If you're like me and are older than 40 -- or even 30 -- the answer to that question is probably simple.
You just did what came naturally.
You played catch with your parents. Next came throwing the ball around with your siblings and/or friends. Then, as soon as you had even a minimal amount of control, you tried your hand at pitching.
Maybe it was to a catcher, maybe it was to a chair, and maybe it was to a differently-colored brick in a wall. Regardless, you did it while copying your favorite pitcher.
As you got older, you may have been taught about the importance of footwork when you started playing organized baseball. However, in most cases throwing and pitching instruction back in the day was minimal.
Things have changed.
In most cases, and especially when you are talking about the more competitive levels of baseball -- and I'm talking about all ages, not just high school and above -- kids aren't just doing what comes naturally anymore.
They don't just grip it and rip it.
Instead, they are being taught to throw using a number of problematic positions, cues, and drills. There's no doubt these cues and drills work; they do help kids quickly throw harder.
That's why people use them.
That's also why pitching velocity is up across all levels of baseball, including Major League Baseball.
The problem is these cues and drills too often work by creating a Timing problem; they enable ballplayers to quickly throw harder by overloading their arms. For all of the talk about the Inverted W, the point I've been trying to get across since 2007 is that the problem isn't the positions, it's the Timing problem that those positions tend to create.
Often by design.
In fact, Timing problems are getting so common and so bad that they are getting easier to see.
I call this Flat Arm Syndrome because that is exactly what you see in video clips and still pictures.
The Mayo Clinic Power Position
The icing on this terrible cake is that, not only are these movements being sold by organizations like the Mayo Clinic as representing the mechanics of a safer fastball.
When they are anything but safer.
To top it all off, the old, natural movements aren't allowed any more.
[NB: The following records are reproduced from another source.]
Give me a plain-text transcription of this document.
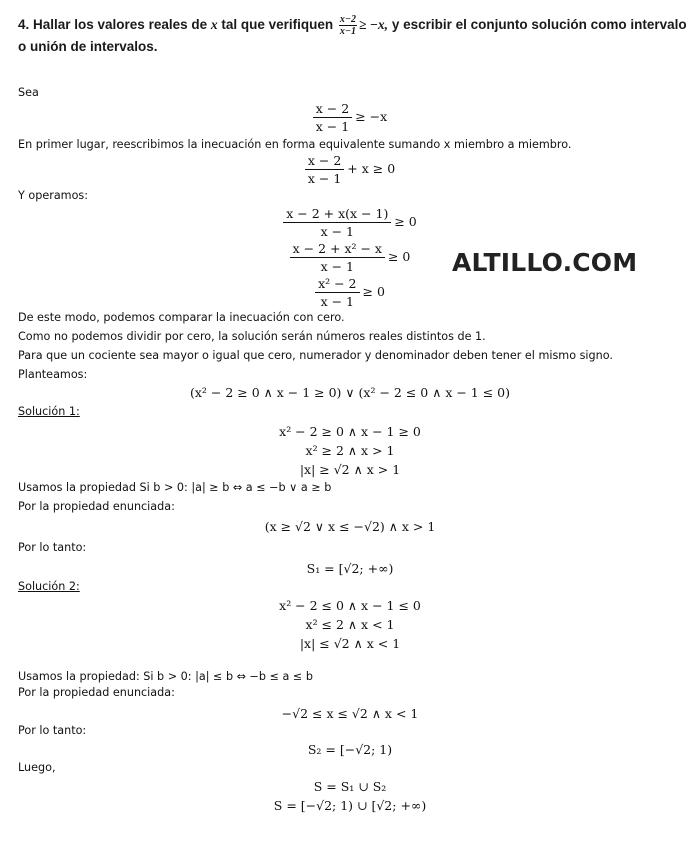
4. Hallar los valores reales de x tal que verifiquen $\frac{x-2}{x-1} \ge -x$, y escribir el conjunto solución como intervalo o unión de intervalos.
Sea
$\frac{x - 2}{x - 1} \ge -x$
En primer lugar, reescribimos la inecuación en forma equivalente sumando x miembro a miembro.
$\frac{x - 2}{x - 1} + x \ge 0$
Y operamos:
$\frac{x - 2 + x(x - 1)}{x - 1} \ge 0$
$\frac{\text{x − 2 + x² − x}}{x - 1} \ge 0$
$\frac{\text{x² − 2}}{x - 1} \ge 0$
ALTILLO.COM
De este modo, podemos comparar la inecuación con cero.
Como no podemos dividir por cero, la solución serán números reales distintos de 1.
Para que un cociente sea mayor o igual que cero, numerador y denominador deben tener el mismo signo.
Planteamos:
(x² − 2 ≥ 0 ∧ x − 1 ≥ 0) ∨ (x² − 2 ≤ 0 ∧ x − 1 ≤ 0)
Solución 1:
x² − 2 ≥ 0 ∧ x − 1 ≥ 0
x² ≥ 2 ∧ x > 1
|x| ≥ √2 ∧ x > 1
Usamos la propiedad Si b > 0: |a| ≥ b ⇔ a ≤ −b ∨ a ≥ b
Por la propiedad enunciada:
(x ≥ √2 ∨ x ≤ −√2) ∧ x > 1
Por lo tanto:
S₁ = [√2; +∞)
Solución 2:
x² − 2 ≤ 0 ∧ x − 1 ≤ 0
x² ≤ 2 ∧ x < 1
|x| ≤ √2 ∧ x < 1
Usamos la propiedad: Si b > 0: |a| ≤ b ⇔ −b ≤ a ≤ b
Por la propiedad enunciada:
−√2 ≤ x ≤ √2 ∧ x < 1
Por lo tanto:
S₂ = [−√2; 1)
Luego,
S = S₁ ∪ S₂
S = [−√2; 1) ∪ [√2; +∞)
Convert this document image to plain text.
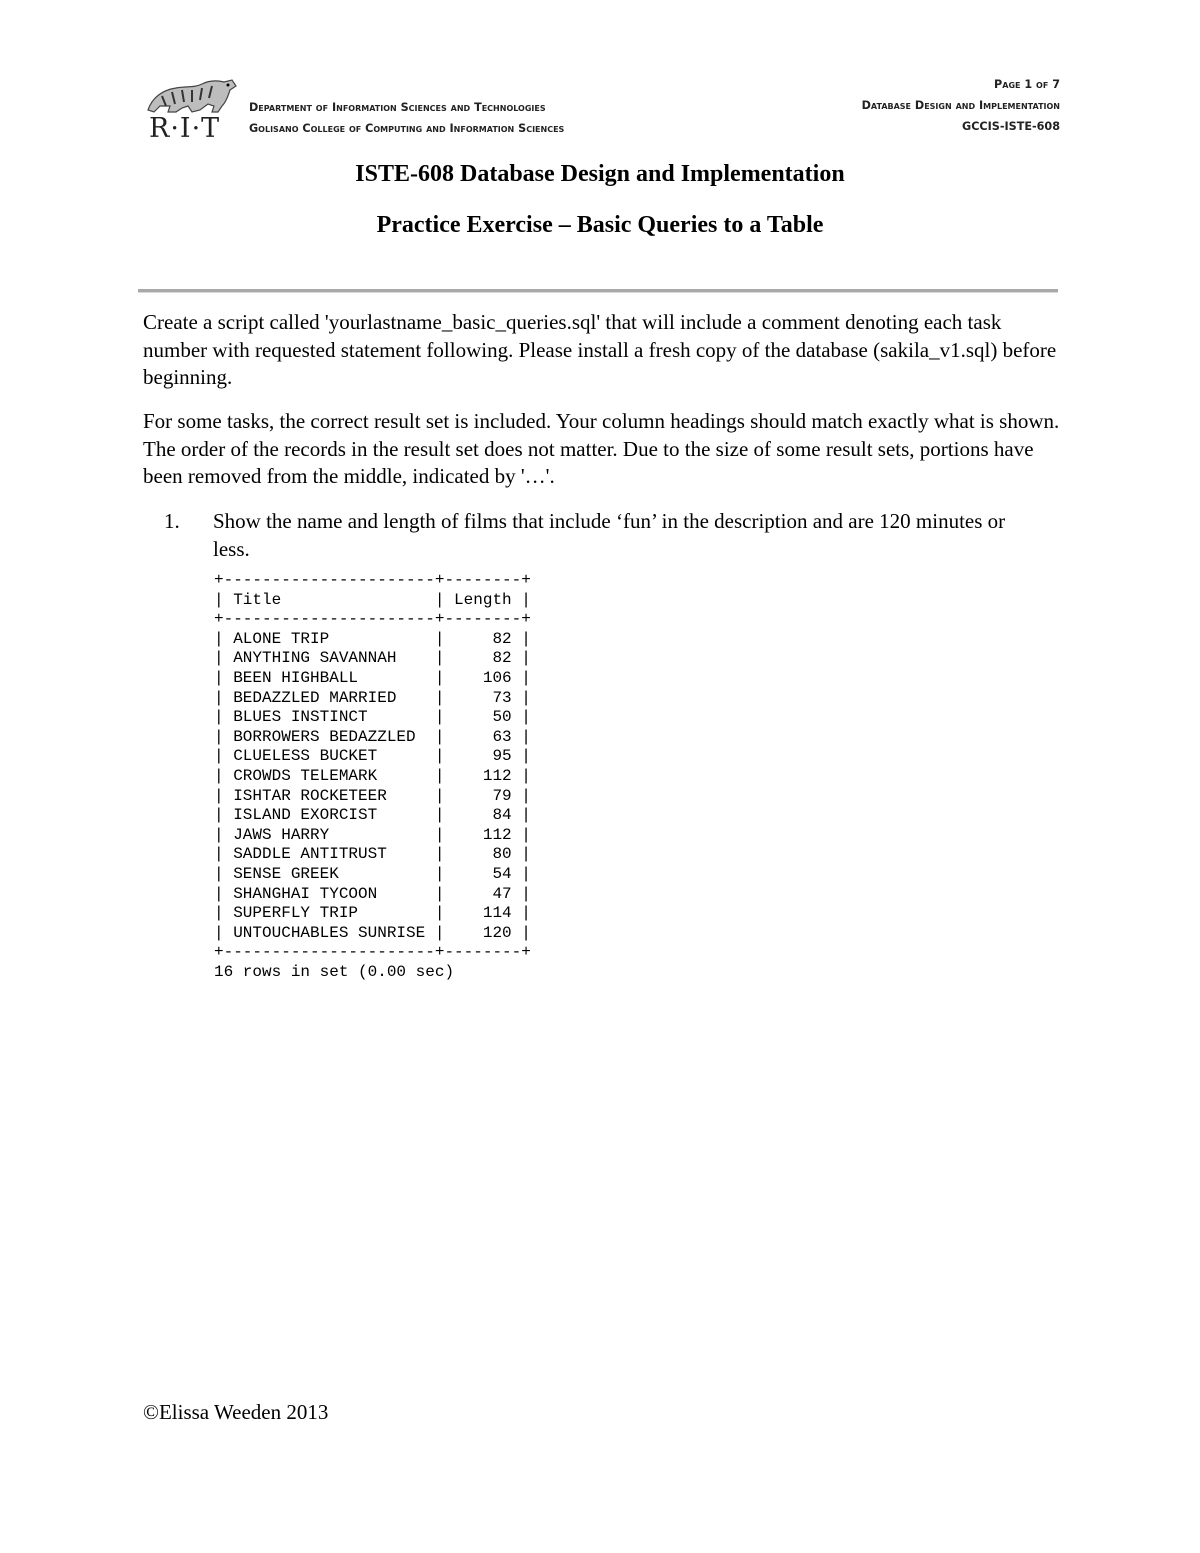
R·I·T
Department of Information Sciences and Technologies
Golisano College of Computing and Information Sciences
Page 1 of 7
Database Design and Implementation
GCCIS-ISTE-608
ISTE-608 Database Design and Implementation
Practice Exercise – Basic Queries to a Table
Create a script called 'yourlastname_basic_queries.sql' that will include a comment denoting each task number with requested statement following. Please install a fresh copy of the database (sakila_v1.sql) before beginning.
For some tasks, the correct result set is included. Your column headings should match exactly what is shown. The order of the records in the result set does not matter. Due to the size of some result sets, portions have been removed from the middle, indicated by '…'.
1. Show the name and length of films that include ‘fun’ in the description and are 120 minutes or less.
+----------------------+--------+
| Title                | Length |
+----------------------+--------+
| ALONE TRIP           |     82 |
| ANYTHING SAVANNAH    |     82 |
| BEEN HIGHBALL        |    106 |
| BEDAZZLED MARRIED    |     73 |
| BLUES INSTINCT       |     50 |
| BORROWERS BEDAZZLED  |     63 |
| CLUELESS BUCKET      |     95 |
| CROWDS TELEMARK      |    112 |
| ISHTAR ROCKETEER     |     79 |
| ISLAND EXORCIST      |     84 |
| JAWS HARRY           |    112 |
| SADDLE ANTITRUST     |     80 |
| SENSE GREEK          |     54 |
| SHANGHAI TYCOON      |     47 |
| SUPERFLY TRIP        |    114 |
| UNTOUCHABLES SUNRISE |    120 |
+----------------------+--------+
16 rows in set (0.00 sec)
©Elissa Weeden 2013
Instead, the current definition of Proper Pitching Mechanics now classifies as flaws, things that reduce the incidence of shoulder and elbow pain.
Thus The Epidemic
If these movements reduce the risk of elbow and shoulder pain, and don't appear to have any negative impact on velocity, then how exactly are they flaws?
Because they differ from what people think pitchers should do?
That's the only explanation that I can think of.
Well, maybe that means the definition of "proper pitching mechanics" is wrong, not the movements (that reduce the risk of elbow and shoulder pain).
Pile on top of that increasing levels of overuse -- the harder you throw, the more you will pitch, especially if you are playing year-round travel ball -- and you've got The Epidemic.
Yes, the lucky ones make it to college and sometimes even the major leagues before they break down, but many break down sooner, and increasingly so.
It's not just an issue for pitchers.
The same ideas that are getting the arms of pitchers are also starting to get the arms of catchers, position players, and even football quarterbacks.